Saturday, April 10, 2010

Farewell Malcolm McLaren - and thank you

Never Mind the Bollocks. For me, a teenager living in England in 1976, punk was an entirely British phenomenon at the beginning. We weren't really aware of any American punk bands back then - it seemed to us as though it started in London with the Sex Pistols - and that Malcolm and Vivienne's Sex shop provided (in a massively important way) the "look" that went with the sound.

All the bands we loved and pogo'd to and spat at at innumerable gigs in those first two or three years of punk were either English, Irish or Scottish (our discovery of American punks such as The Ramones and Blondie came a couple of years later) - and for us, the clothes were almost as important as the music - and the attitude was equally important.

It was the classic teenage rebellion "fuck you if you're over 25" thing - but in addition (and this was something we'd certainly never come across in popular music before) - it was the DIY ethic. The idea that any one of us could pick up a guitar and form a punk band and that it would be good, and joyous, and wonderful, and angry, and rebellious, and political if we wanted it to be - this was an entirely new concept, and one which we all embraced with great enthusiasm.

I think Malcolm had a lot to do with fostering and developing this ethic, whether he did it deliberately or not.

He lit a fire in those of us at the perfect age to appreciate and adopt all the aspects of punk culture - and what a blaze it was! I'm so incredibly grateful to have had punk as my seminal musical influence. It was a wonderful time to be growing up, and a wonderful soundtrack to my teenage and University years.
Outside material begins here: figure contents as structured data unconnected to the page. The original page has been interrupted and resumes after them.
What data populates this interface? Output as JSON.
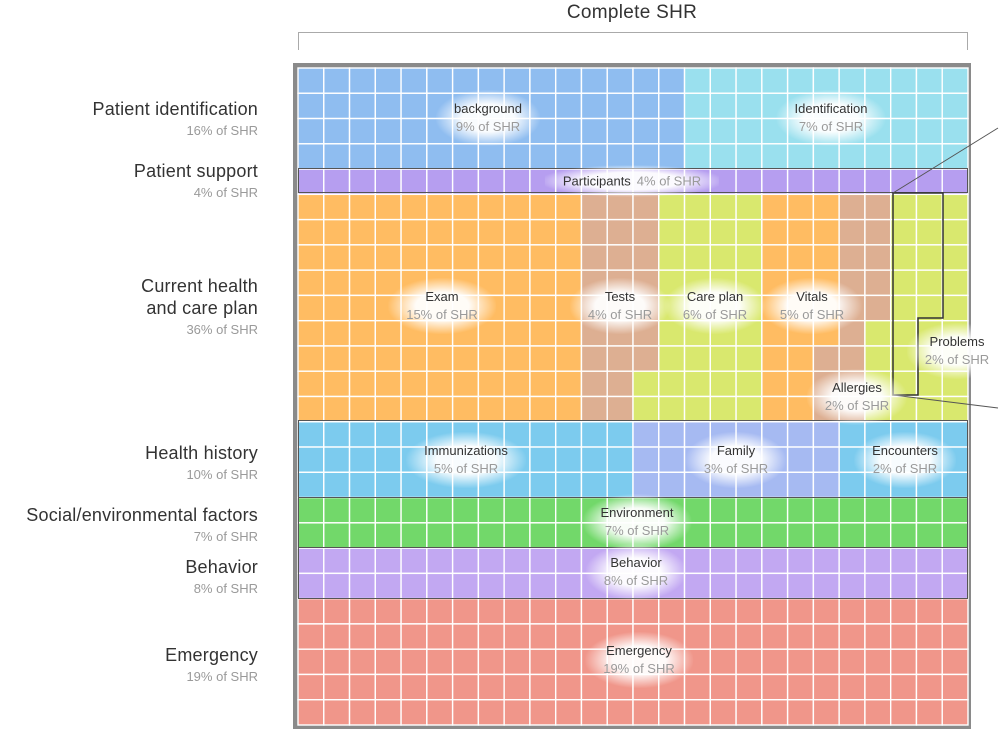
{
  "header": {
    "title": "Complete SHR"
  },
  "categories": [
    {
      "name": "Patient identification",
      "pct": "16% of SHR",
      "row": 3
    },
    {
      "name": "Patient support",
      "pct": "4% of SHR",
      "row": 1
    },
    {
      "name": "Current health\nand care plan",
      "pct": "36% of SHR",
      "row": 9
    },
    {
      "name": "Health history",
      "pct": "10% of SHR",
      "row": 3
    },
    {
      "name": "Social/environmental factors",
      "pct": "7% of SHR",
      "row": 2
    },
    {
      "name": "Behavior",
      "pct": "8% of SHR",
      "row": 2
    },
    {
      "name": "Emergency",
      "pct": "19% of SHR",
      "row": 5
    }
  ],
  "sections": [
    {
      "name": "background",
      "pct": "9% of SHR",
      "color": "#8fbdf0"
    },
    {
      "name": "Identification",
      "pct": "7% of SHR",
      "color": "#9ae0ee"
    },
    {
      "name": "Participants",
      "pct": "4% of SHR",
      "color": "#b69ef0"
    },
    {
      "name": "Exam",
      "pct": "15% of SHR",
      "color": "#ffbc62"
    },
    {
      "name": "Tests",
      "pct": "4% of SHR",
      "color": "#ddaf92"
    },
    {
      "name": "Care plan",
      "pct": "6% of SHR",
      "color": "#d9e86e"
    },
    {
      "name": "Vitals",
      "pct": "5% of SHR",
      "color": "#ffbc62"
    },
    {
      "name": "Problems",
      "pct": "2% of SHR",
      "color": "#d9e86e"
    },
    {
      "name": "Allergies",
      "pct": "2% of SHR",
      "color": "#ddaf92"
    },
    {
      "name": "Immunizations",
      "pct": "5% of SHR",
      "color": "#7ccbee"
    },
    {
      "name": "Family",
      "pct": "3% of SHR",
      "color": "#a6baf2"
    },
    {
      "name": "Encounters",
      "pct": "2% of SHR",
      "color": "#7ccbee"
    },
    {
      "name": "Environment",
      "pct": "7% of SHR",
      "color": "#72d86a"
    },
    {
      "name": "Behavior",
      "pct": "8% of SHR",
      "color": "#c2a8f2"
    },
    {
      "name": "Emergency",
      "pct": "19% of SHR",
      "color": "#f0968a"
    }
  ]
}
I can see shadows of that same DIY ethic coming through at many other times of my life - like travelling to the far side of the world straight after University when no-one we had ever met had even considered doing such a thing; eventually coming to live in NZ even though I didn't know a soul when I arrived; forming a world music band in Welli in the 90s; organising dance parties and eventually getting involved in The Gathering; making our own documentary about TheG; even the freelance and contract web design/dev work I do these days - it's all about making things happen yourself and not relying on anyone else to do it for you.
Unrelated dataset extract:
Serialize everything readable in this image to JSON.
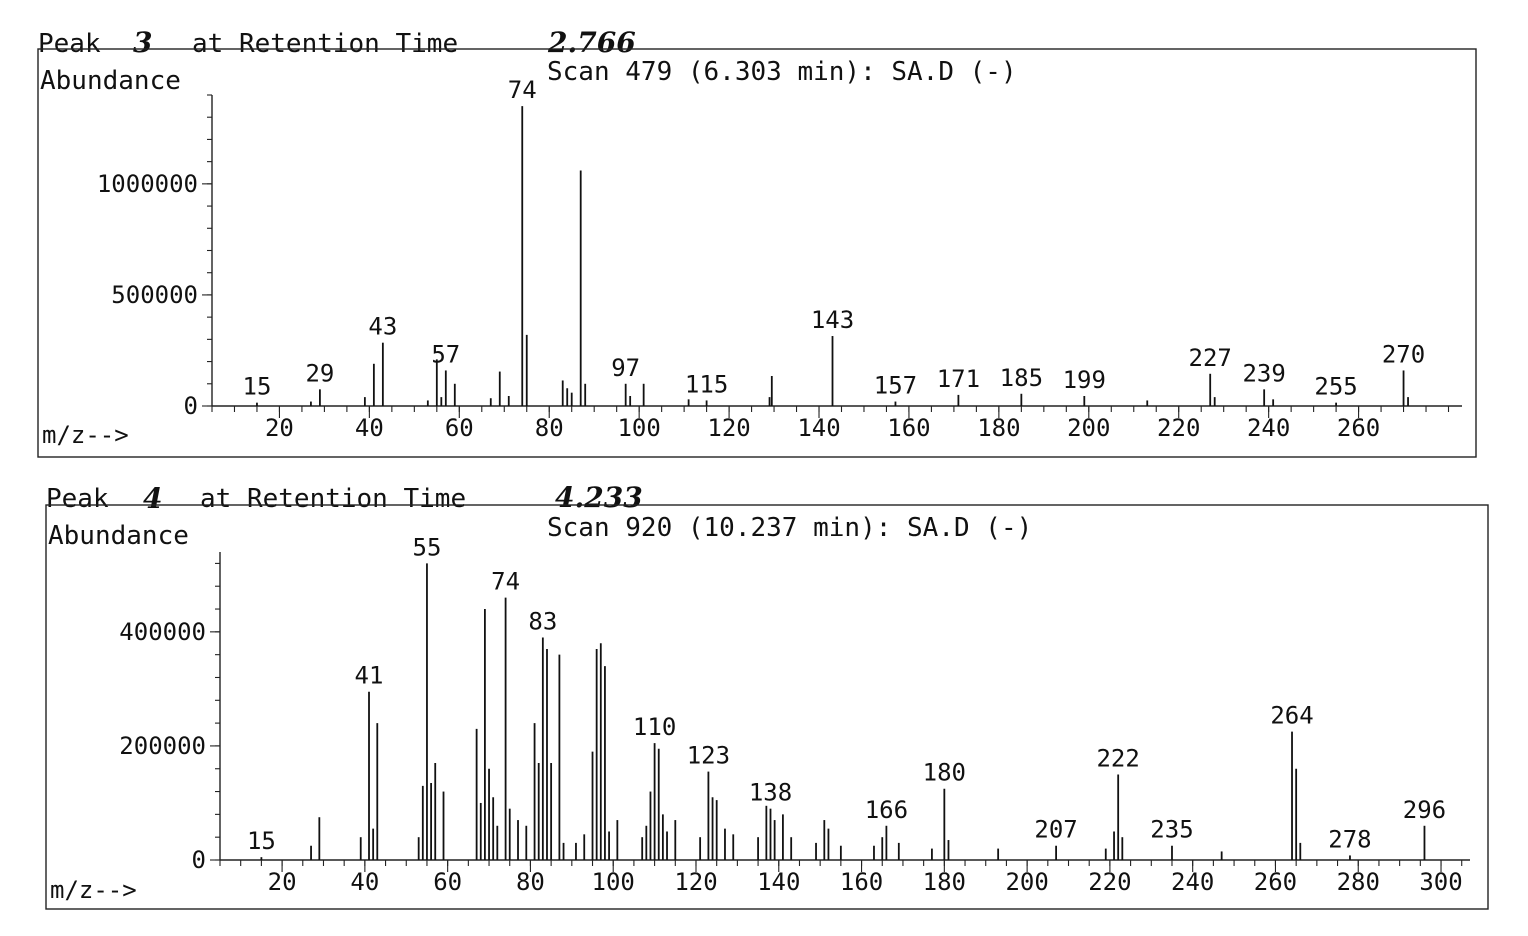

I learned when I first went travelling that "you can make anything happen if you want it badly enough" - and although I thought I'd figured that one out for myself, in retrospect I think it was a concept that was already sitting in my brain, planted there by all the punk bands I ever saw, and ever loved.

Malcolm McLaren introduced me to the very first of those punk bands, and for that I am extremely grateful.